Since to be unique, and maximizing the self-reward, doing it without as
many of the giants who came before makes them the new giants and
not someone walking in the shoes of the giants.
The rest of the Laidlaw pod was all crap about how they have investors
waiting to assist. Please where’s the fun in finding their own!
Rogernomics destroy investment in NZ, its fun to go overseas and
seek investors who not only made their money in the hard business
environments of CGT, and big regulators, who know the experience
is far more rewarding.
Soft NZ business needs to get its mantra head out of its brown colored
collective arse. They start every sentence with we on the edge of
the world, the market isn’t big enough, give me a hand up my
millions won’t cover it all.
Fletcher Corp was created when James Fletcher , carpenter Dunedin ,was awarded the first State housing contracts. That is the basis of their wealth. A govt.contract.All the rest of Fletcher Corp grew from state seeding money. But of course History is so unfashionable and irrevalent. Have a great day people.

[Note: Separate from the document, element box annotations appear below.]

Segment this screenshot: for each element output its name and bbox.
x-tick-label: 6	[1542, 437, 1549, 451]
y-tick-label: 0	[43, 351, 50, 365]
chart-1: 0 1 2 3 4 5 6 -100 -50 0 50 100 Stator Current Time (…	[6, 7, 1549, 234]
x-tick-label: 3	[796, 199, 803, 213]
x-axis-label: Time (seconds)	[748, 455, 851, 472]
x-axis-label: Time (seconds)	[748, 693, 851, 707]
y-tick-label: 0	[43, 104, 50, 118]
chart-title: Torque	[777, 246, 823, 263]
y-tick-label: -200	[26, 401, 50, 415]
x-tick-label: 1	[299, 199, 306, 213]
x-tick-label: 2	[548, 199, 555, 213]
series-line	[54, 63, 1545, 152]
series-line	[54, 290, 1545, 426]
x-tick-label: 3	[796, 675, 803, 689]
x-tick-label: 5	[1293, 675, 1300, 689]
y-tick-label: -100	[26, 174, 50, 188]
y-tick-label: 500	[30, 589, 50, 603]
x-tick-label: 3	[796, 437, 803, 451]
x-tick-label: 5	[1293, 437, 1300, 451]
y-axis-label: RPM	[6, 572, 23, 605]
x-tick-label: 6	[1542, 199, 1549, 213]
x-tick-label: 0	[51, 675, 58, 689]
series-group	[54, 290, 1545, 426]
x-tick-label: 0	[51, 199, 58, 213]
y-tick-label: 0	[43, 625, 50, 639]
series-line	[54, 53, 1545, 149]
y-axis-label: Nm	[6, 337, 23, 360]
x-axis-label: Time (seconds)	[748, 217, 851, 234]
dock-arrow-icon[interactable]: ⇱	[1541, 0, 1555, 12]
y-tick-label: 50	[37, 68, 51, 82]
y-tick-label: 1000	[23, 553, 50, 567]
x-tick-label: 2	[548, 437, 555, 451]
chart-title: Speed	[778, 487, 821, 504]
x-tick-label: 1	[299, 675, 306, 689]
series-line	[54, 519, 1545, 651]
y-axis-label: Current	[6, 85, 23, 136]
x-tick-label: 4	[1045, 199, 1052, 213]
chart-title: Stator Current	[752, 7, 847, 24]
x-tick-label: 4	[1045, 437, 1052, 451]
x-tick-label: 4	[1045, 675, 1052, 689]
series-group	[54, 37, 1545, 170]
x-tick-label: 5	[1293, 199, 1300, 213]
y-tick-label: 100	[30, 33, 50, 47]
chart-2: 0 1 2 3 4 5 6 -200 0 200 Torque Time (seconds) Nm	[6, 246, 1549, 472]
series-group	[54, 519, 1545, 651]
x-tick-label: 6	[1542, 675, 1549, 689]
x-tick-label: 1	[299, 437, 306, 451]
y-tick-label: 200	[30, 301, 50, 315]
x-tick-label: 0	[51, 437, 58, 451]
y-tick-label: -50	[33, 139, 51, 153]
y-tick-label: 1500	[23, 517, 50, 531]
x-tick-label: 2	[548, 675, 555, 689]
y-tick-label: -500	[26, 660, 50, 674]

In December 1986, all of the top 10 companies originated in the private sector and had a total sharemarket value of $20,712 million.
* Thirteen years later seven of the 10 companies started in the private sector and had a market value of $13,044 million.
* Today, only four of the top 10 have a private sector background and their sharemarket capitalisation is just $10,866 million.
Are these numbers inflation adjusted?
if not it is even a lot worse.
I’m surprised theirs no comment from the right whingers. Gaynors economic understanding is very smart basically he says we need to think long term and getaway from this quick buck mentality our business people think like.Thats the sort of thinking National promote by selling of our best performing assets.
the power companies 17.6% return per annum
Solid Energy 29% increase in profit
Cost of borrowing 5.5% to 6%
Dumb Quick buck thinking by bean brained bean counters
Cutting R&D investment Dumb
No doubt they’ll Troll out their Has-been bean brained bean counters too spin a story on how they have covered up this scandal.
Now Mighty River Power 50% increase in profit
How dumb to sell this off
Ryman like the other private aged care providers privatises a lot of taxpayer money from national super and aged care funding. Remember when the last government tried to raise the salaries of aged care workers but the industry refused to hand the money on to the workers and kept it as profit?